Bölüm 26~

11.2K 980 163
                                    

Ihım şey bayaa uzunmuş ya birde çok beklemeyin bölüp ekliyeyim gençler~ Bunlar ultra tatlı oyyyy!! JUST LIKE YOU da göz atalım o da KAISOO!!!!  Keyifli okumalar~supernaturel~~

BÖLÜM 26

Hoca birkaç dakika sonra geri döndüğünde ürkekçe baksa da sonra ikisine de göz kırptı.

‘Devam edelim.’

Soo o kadar çok gülümsüyordu ki artık çenesi ağrımıştı.

--

Kyungsoo, Jongin’in duş almasını beklerken dans hocası yüzünde kocaman bir gülümsemeyle yanına geldi.

‘Sanırım sana teşekkür etmeliyim.’

Kyungsoo bir an anlamayarak şaşırdı. ‘Bana mı? Neden?’

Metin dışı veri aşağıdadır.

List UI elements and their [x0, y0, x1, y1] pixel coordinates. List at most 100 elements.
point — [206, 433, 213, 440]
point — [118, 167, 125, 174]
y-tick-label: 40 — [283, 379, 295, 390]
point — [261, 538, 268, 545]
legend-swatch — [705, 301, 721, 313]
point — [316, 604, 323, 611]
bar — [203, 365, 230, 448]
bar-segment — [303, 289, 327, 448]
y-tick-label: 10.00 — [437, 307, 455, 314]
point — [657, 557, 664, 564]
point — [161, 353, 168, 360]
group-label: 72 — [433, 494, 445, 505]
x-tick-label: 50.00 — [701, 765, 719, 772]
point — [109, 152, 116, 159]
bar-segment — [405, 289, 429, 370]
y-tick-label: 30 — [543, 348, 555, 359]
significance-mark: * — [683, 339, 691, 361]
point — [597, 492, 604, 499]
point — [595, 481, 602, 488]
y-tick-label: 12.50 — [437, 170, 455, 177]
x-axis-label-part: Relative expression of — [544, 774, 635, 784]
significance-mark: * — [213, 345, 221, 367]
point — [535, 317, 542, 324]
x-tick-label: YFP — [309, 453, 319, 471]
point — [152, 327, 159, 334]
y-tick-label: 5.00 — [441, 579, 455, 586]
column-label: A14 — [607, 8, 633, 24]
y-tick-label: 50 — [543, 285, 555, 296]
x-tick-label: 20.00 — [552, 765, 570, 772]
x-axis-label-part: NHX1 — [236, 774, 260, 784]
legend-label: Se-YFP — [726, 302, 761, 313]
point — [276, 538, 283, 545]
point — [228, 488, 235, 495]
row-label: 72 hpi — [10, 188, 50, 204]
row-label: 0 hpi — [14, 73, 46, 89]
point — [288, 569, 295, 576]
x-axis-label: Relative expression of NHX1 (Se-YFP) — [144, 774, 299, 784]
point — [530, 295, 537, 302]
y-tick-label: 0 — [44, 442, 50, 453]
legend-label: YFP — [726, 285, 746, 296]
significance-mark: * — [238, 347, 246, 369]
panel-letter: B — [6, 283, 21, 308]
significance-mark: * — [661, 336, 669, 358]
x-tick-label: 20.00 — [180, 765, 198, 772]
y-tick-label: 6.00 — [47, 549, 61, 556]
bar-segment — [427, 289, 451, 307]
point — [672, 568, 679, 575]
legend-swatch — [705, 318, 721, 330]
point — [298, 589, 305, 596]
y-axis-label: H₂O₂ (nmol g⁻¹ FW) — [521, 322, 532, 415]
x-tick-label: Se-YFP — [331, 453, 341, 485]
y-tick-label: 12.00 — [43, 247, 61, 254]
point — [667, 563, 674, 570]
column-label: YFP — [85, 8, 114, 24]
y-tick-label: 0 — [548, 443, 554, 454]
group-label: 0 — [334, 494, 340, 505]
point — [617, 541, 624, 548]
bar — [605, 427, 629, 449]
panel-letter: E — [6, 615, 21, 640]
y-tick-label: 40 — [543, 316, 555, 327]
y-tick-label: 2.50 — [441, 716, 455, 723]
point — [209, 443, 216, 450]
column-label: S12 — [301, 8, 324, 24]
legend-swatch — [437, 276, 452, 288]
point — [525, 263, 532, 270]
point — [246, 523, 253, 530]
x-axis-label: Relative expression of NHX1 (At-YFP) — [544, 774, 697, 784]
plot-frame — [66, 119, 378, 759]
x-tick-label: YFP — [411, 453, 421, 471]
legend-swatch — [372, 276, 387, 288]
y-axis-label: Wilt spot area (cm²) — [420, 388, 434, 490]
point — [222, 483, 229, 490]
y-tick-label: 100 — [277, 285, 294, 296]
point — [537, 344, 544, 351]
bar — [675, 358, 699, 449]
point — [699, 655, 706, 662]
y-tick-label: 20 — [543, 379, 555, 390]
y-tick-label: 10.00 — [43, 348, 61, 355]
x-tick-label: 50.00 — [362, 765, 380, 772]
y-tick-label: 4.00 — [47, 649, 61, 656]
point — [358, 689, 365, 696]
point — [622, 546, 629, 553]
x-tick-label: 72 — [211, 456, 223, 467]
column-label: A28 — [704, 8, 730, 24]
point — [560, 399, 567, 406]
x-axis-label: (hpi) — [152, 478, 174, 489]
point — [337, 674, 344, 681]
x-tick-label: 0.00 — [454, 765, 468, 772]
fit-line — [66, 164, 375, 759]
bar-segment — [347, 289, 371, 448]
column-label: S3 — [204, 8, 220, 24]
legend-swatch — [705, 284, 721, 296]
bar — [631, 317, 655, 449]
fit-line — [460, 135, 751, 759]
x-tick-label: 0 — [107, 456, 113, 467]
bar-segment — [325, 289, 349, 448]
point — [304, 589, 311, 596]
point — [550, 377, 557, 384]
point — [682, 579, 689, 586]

‘Biliyorsun Jongin zaten çok yetenekli bir çocuk, sadece dansı hareketleriyle bütünleştirdiği için değil duygularını da içine katabildiği için.’

Soo katıldığını belirterek kafasını salladı. ‘Evet.’

‘Ama bir süredir dansı daha farklı. Yani her zamanki gibi tutkulu olsa da üzüntü ve yıpranmışlık hissi yerine daha duygusal ve kendinden emin dans ediyor.’

Adam elini Soo’nun omzuna koydu. ‘Ve sanırım tüm bunlar senin sayende.’

Jongin tam o anda içeri girdiğinde ikilinin ne konuştuğunu merak etmişti.

‘Hazır mısın?’  Hala gözlerinin için gülerek sordu Soo.

Jongin’in gözleri Soo ve hoca arasında gidip gelirken yavaşça kafasını salladı.

‘Ah Jongin, Gongchan’a yine yardım edebilir misin? Haftaya sınavı varmış.’

‘Elbette.’

‘Teşekkürler. Jin AH’ı ziyaret ettin mi?’

‘Yarın gideceğiz.’

‘Benden de selam söyle.’

‘Olur.’
Binadan çıktıklarında sormadan duramamıştı Soo.

‘Hocan büyükanneyi tanıyor mu?’

Jongin eğlendiğini belli ederek güldü. ‘Evet, beni de o tanıştırmıştı. Kolejden beri oğlu gibidir.’

‘Peki ya Gongchan?’

Jongin alayla güldü. ‘Neden? Kıskandın mı?’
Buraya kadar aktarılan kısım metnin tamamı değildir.